[MLton] power pc "port"

Stephen Weeks MLton@mlton.org
Sun, 5 Sep 2004 22:11:02 -0700


Thanks for the detailed explanation Filip.  Now I understand.  The
problem was not with Word8_neg, but with WordS8_quot (and others).
Your key observation was that the prototype that MLton generates for
WordS8_quot did not match the prototype used in its definition in
Word.c.  Here is the prototype MLton generates

	Word8 WordS8_quot (Word8 x1, Word8 x0);

and here is the definition prototype

	WordS8 WordS8_quot (WordS8 x1, WordS8 x0);

the difference being the signed vs unsigned arguments and result.

Here is a simple C program that demonstrates the problem.  It requires
two files: a.c and b.c.

----------------------------------------------------------------------
// a.c
#include <stdio.h>

typedef unsigned char Word8;
typedef Word8 WordU8;
typedef char WordS8;

Word8 Word8_neg (Word8 w) {
	return -w;
}

Word8 WordS8_quot (Word8 w1, Word8 w2);

int main () {
	int i;

	fprintf (stderr, "%d\n", (int)(WordS8_quot (Word8_neg (1), 10)));
	return 0;
}
----------------------------------------------------------------------
// b.c
typedef unsigned char Word8;
typedef Word8 WordU8;
typedef signed char WordS8;

WordS8 WordS8_quot (WordS8 w1, WordS8 w2) {
	return w1 / w2;
}
----------------------------------------------------------------------

Compiling these with gcc -O1 yields a program that prints "0" on my
x86 machine, "25" on my G5, and "0" on my Sparc.  

Correcting the prototype in a.c to

	WordS8 WordS8_quot (WordS8 w1, WordS8 w2);

corrects the problem, causing the G5 executable to print "0".

My conclusion is that gcc uses different calling conventions for
signed and unsigned chars on G5, but not on x86 or Sparc.

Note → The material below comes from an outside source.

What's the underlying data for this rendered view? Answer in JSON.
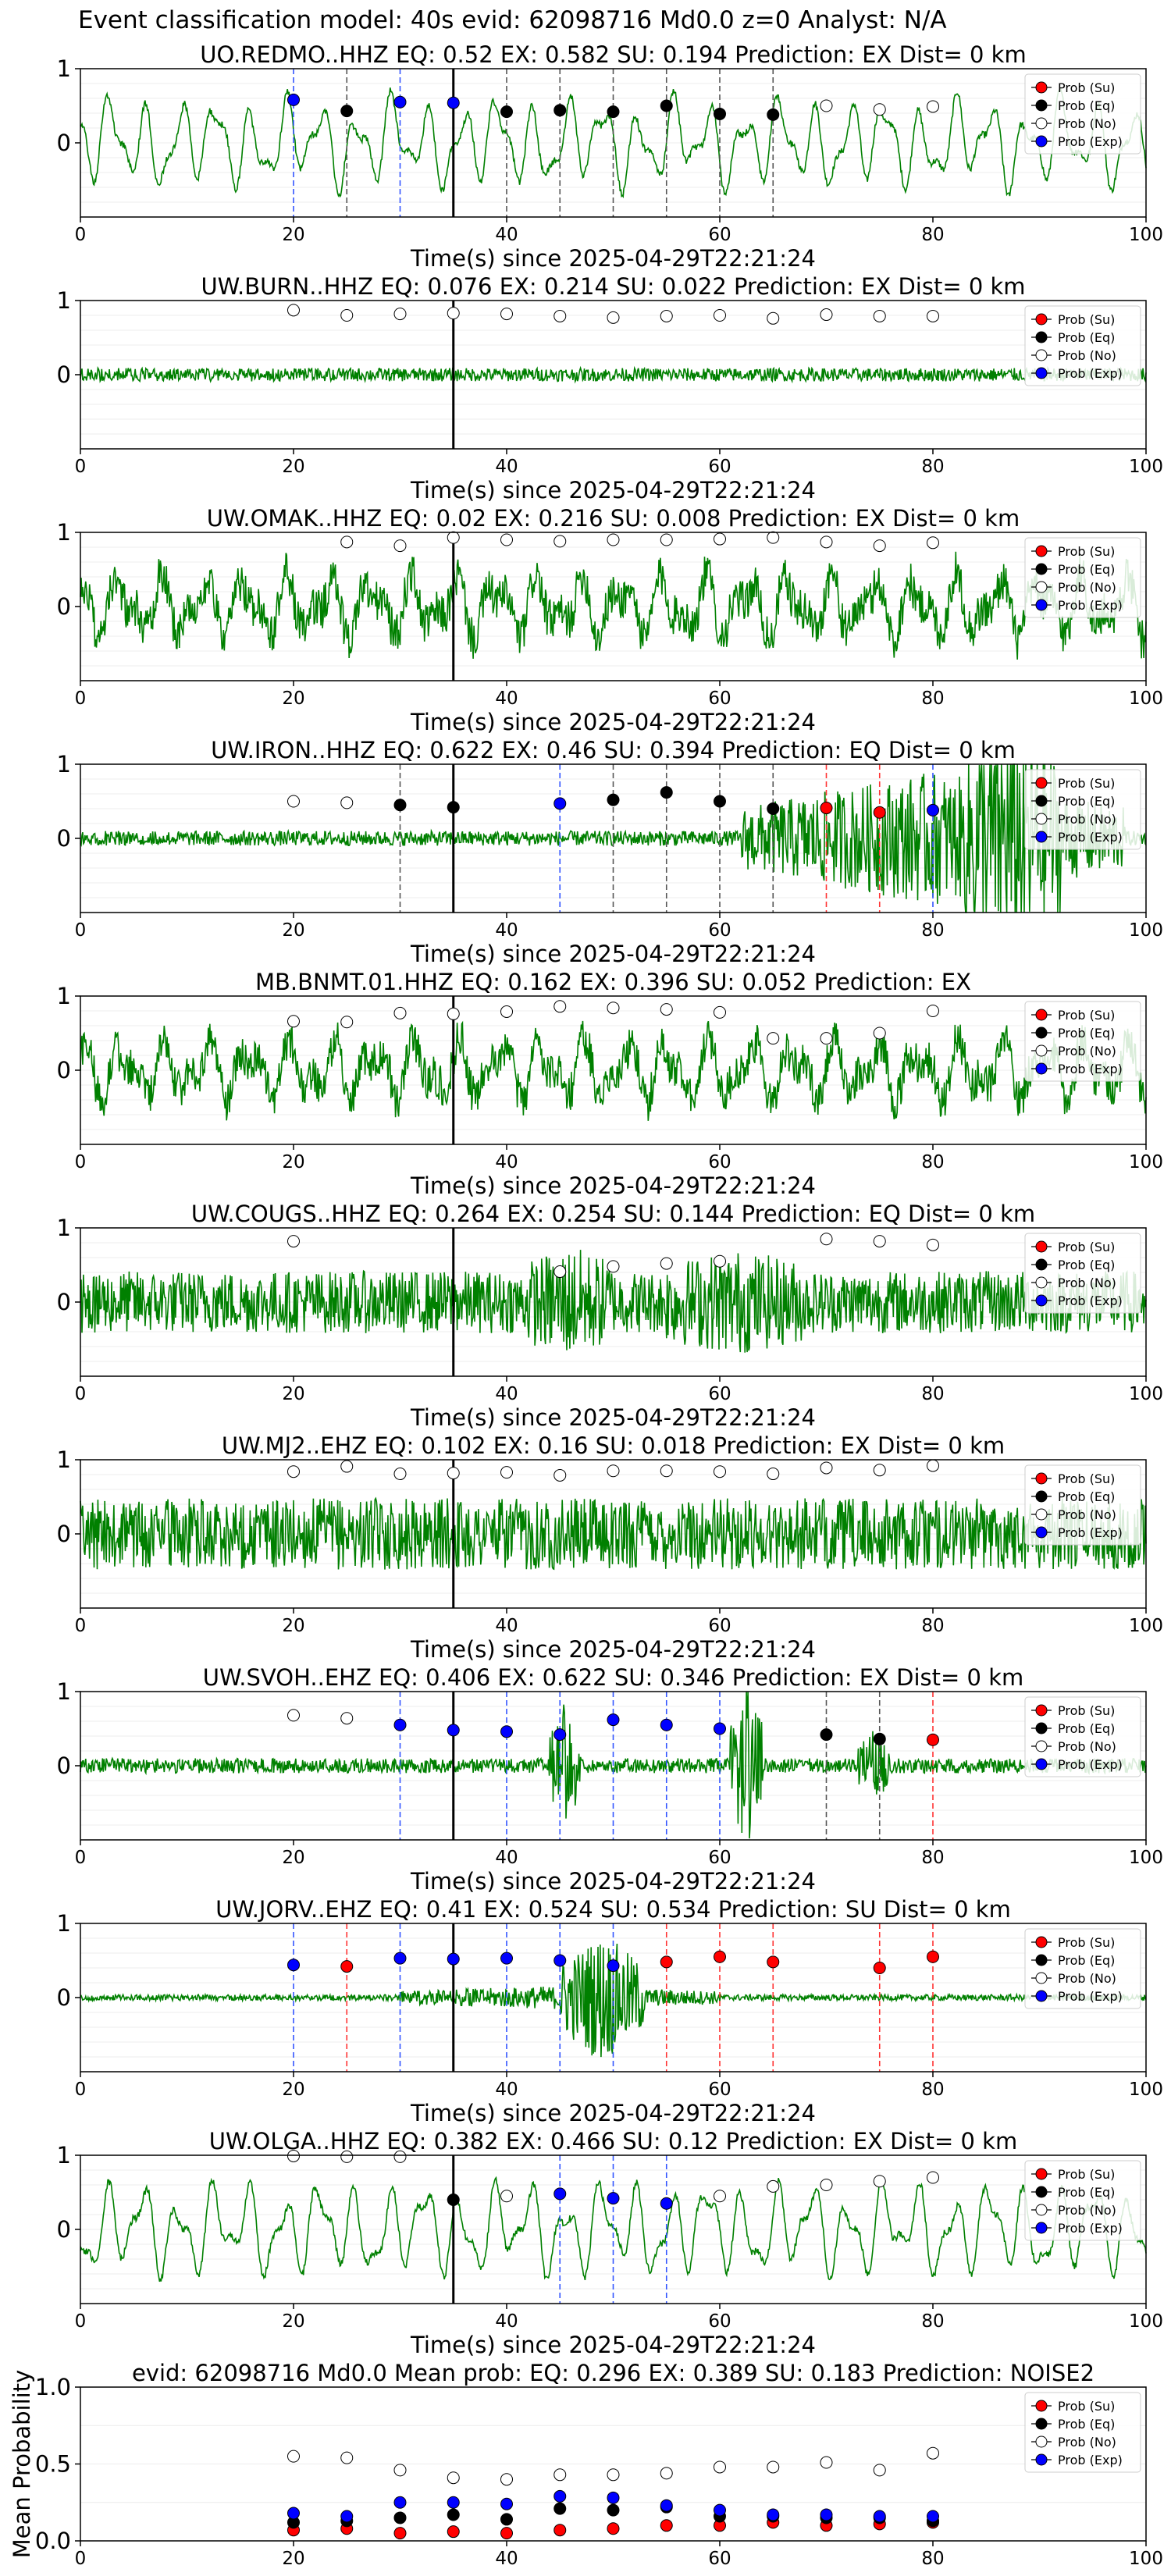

The only fix that I see is to change MLton's FFI so that it keeps
track of the difference between signed and unsigned words of various
sizes so that we generate the appropriate prototypes in the generated
C code.  This does not require the compiler to distinguish between
signeds and unsigneds in its ILs, merely to keep enough information so
that it can follow the conventions used by the outside world (i.e. C)
when it needs to communicate with it.

Does this make sense?  Any other ideas?

If we're in agreement on the solution, I'm happy to make the changes
tomorrow (Monday).  It shouldn't be too bad, modifying
atoms/c-type.{fun,sig} to add the new types and modifying a little bit
in elaborate/elaborate-core.fun to make the distinctions.